In the era of the Spotify Snack Bar it’s often said the art of the album is a dying one. Who can be bothered to lay on a banquet when the diners move around so fast? But for some musicians the lure of the fifty minute mood, the opportunity to take the audience on a mental journey, is still there. True, sometimes it’s a gritty bar with dreadful lighting, sometimes it’s a tour round a brilliant white health spa, but a successful album can always take you somewhere.
Delightful Dutch electronic music duo Arling and Cameron, who spearheaded the unabashedly outward-looking J-pop/lounge-dance trend of the mid/late 1990s, were always about the journey.
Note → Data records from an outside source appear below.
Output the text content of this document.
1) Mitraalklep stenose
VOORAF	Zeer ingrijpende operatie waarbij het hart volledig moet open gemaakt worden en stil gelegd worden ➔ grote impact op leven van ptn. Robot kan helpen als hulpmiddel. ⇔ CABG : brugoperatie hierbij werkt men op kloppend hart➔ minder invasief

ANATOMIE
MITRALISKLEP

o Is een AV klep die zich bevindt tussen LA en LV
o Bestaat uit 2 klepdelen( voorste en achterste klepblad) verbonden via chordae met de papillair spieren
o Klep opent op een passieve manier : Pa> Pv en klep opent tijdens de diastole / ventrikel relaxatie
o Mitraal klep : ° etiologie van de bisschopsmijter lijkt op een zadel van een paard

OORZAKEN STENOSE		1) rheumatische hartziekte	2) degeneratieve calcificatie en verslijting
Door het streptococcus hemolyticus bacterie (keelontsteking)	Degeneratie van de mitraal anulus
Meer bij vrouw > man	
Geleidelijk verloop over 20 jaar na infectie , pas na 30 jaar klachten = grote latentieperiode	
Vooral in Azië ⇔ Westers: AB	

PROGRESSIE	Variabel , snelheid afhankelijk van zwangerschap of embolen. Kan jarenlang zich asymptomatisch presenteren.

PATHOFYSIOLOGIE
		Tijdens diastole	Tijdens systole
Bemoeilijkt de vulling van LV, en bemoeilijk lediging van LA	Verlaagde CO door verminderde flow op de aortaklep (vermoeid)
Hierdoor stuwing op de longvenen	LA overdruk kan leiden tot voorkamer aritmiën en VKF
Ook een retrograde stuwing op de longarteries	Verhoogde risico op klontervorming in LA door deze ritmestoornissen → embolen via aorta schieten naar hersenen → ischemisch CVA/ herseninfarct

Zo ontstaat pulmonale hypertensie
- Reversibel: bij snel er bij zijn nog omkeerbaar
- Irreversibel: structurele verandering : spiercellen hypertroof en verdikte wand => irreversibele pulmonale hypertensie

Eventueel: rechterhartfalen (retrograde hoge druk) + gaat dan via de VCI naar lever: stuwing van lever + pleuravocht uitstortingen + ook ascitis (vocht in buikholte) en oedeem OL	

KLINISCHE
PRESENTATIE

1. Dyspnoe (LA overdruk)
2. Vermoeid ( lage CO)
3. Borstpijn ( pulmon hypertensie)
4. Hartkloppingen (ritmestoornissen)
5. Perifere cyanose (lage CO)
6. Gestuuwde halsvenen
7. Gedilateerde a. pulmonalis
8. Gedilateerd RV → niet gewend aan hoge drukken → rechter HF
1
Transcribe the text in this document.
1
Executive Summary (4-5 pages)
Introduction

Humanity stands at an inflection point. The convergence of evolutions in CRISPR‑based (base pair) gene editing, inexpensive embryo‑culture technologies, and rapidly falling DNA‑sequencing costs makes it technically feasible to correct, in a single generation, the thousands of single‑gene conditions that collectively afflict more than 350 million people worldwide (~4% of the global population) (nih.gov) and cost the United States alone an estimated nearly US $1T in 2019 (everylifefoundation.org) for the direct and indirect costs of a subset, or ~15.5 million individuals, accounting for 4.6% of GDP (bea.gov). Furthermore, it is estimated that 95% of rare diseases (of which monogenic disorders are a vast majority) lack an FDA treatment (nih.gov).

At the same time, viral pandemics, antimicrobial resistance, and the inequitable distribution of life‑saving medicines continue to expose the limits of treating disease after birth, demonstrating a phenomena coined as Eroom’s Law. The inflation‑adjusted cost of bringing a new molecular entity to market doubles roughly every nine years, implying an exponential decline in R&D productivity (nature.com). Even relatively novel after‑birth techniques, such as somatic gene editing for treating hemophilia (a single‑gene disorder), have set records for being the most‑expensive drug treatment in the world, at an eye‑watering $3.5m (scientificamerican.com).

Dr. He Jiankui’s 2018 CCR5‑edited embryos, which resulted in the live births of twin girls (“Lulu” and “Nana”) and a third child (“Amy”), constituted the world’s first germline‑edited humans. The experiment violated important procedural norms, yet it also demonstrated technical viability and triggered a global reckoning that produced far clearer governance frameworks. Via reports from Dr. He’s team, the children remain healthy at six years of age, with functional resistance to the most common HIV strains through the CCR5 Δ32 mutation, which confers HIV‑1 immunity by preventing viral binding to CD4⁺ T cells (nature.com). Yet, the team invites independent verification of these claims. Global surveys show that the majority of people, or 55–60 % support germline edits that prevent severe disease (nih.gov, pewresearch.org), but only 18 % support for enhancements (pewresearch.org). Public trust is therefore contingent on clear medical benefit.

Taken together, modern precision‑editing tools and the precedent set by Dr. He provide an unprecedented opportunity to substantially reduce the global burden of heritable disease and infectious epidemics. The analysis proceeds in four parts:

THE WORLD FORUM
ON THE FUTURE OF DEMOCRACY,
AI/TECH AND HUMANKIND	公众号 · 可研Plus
And good news, for “Good Times”, their sunny 2015 comeback, finds them still determinedly and delightfully committed to making “an album”.
The playfulness remains, but with somewhat beefier beats, their feet firmly planted in a kind of endless cosmopolitan moment – quizzical one moment, smiling and dancing the next. This is pop-as-cinema-soundtrack, with sudden switches of direction, and surprising cameos (Princess Superstar turns up representin’ for NYC, as does Nina Hagen in full purring cat mode on ‘Eve’).
It’s an album full of charm, whimsy, Dadaist rapping (“24”), studied beats (“80s”) and possessed of a wry humour even as your feet pull you out onto the dancefloor (this is after all a band who announced this comeback album using two 14-year-old lookalikes dressed as A+C in their younger days, DJing a 10 minute megamix set to bemused clubbers). The music industry may have decided to gorge on itself since they last put out a longer player, but Good Times proves the duo can still lay on a fabulous spread. (That’s enough food metaphors. Ed.)